When Claude knows the exact format you expect, it produces code that passes review on the first attempt instead of requiring style corrections.

Architecture Decision Records

One of the most powerful sections in a professional CLAUDE.md is the Architecture Decisions block. This tells Claude not just what tools you use, but why you chose them and what patterns to follow.

For example, documenting "Database: sql.js (SQLite WASM in-memory) — zero-infrastructure development" tells Claude to never suggest installing PostgreSQL or MongoDB. Documenting "Auth: JWT + bcrypt — stateless auth with cookie storage" prevents Claude from recommending session-based auth or third-party providers.
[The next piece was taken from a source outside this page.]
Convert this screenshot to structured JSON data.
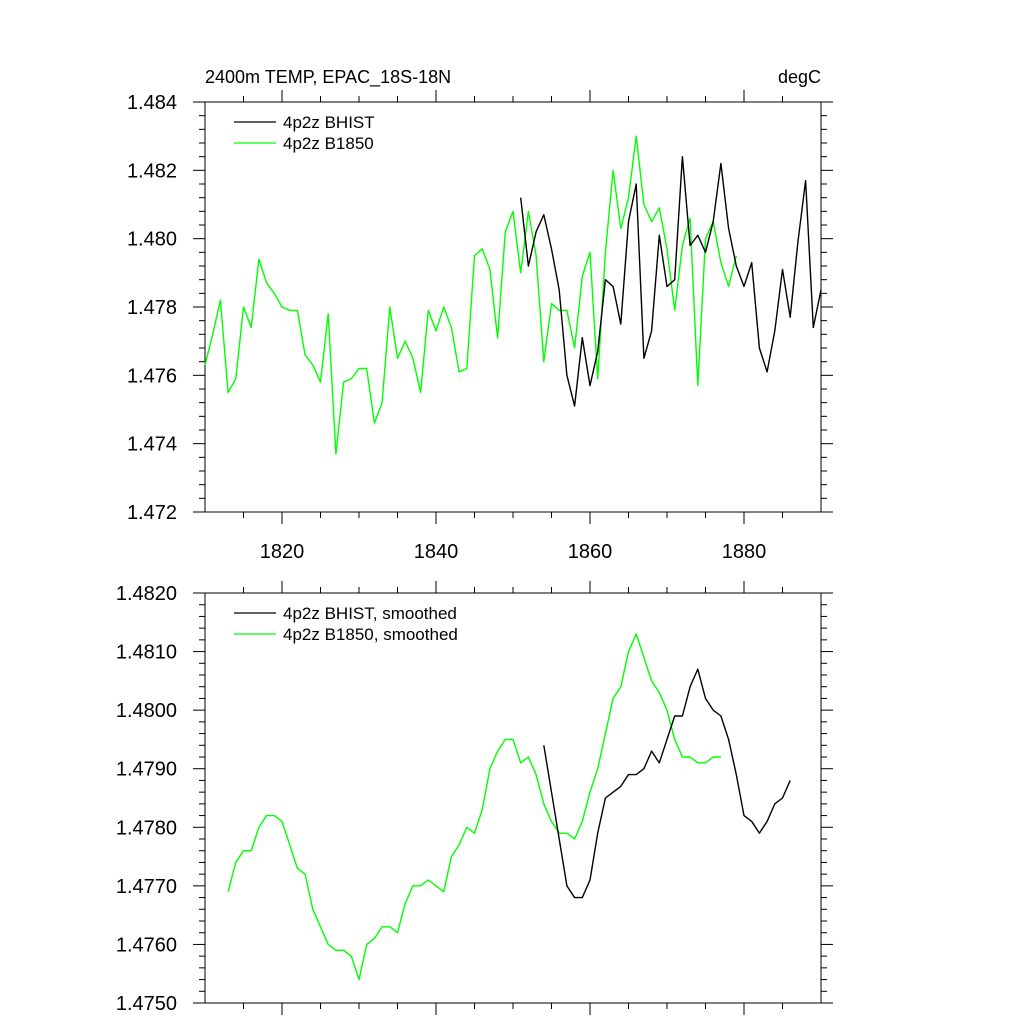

Include your tech stack decisions, the patterns you follow (singleton initialization, wrapper classes, server-first components), and any known tradeoffs. This context prevents Claude from constantly suggesting alternatives to decisions you have already made.

Retrieval Maps

As your project grows, Claude needs to know where to look for specific information. A retrieval map is a lookup table that matches questions to file locations:

  • "What am I working on?" → Check memory.md
  • "How do I do this procedure?" → Check .claude/commands/
  • "What went wrong before?" → Check knowledge-base.md
  • "What happened on a specific day?" → Check daily notes archive

Without a retrieval map, Claude guesses where to find context. With one, it goes directly to the right file every time. This is the difference between a tool that searches randomly and a colleague who knows the codebase.

Practical Exercise

Build Your Professional CLAUDE.md

Create a CLAUDE.md for your project with these sections. Aim for 50-100 lines:

  1. Identity block: Who is Claude in your project? What does it specialize in?
  2. Non-negotiable rules: Write 5-8 absolute rules using "never" and "always"
  3. Team conventions: Define naming, git workflow, and file organization
  4. Architecture decisions: Document your tech stack with rationale for each choice
  5. Retrieval map: Create a table mapping common questions to file locations

Test it by starting a new Claude Code session and asking it to describe your project. If it answers accurately using your CLAUDE.md context, you have built it correctly.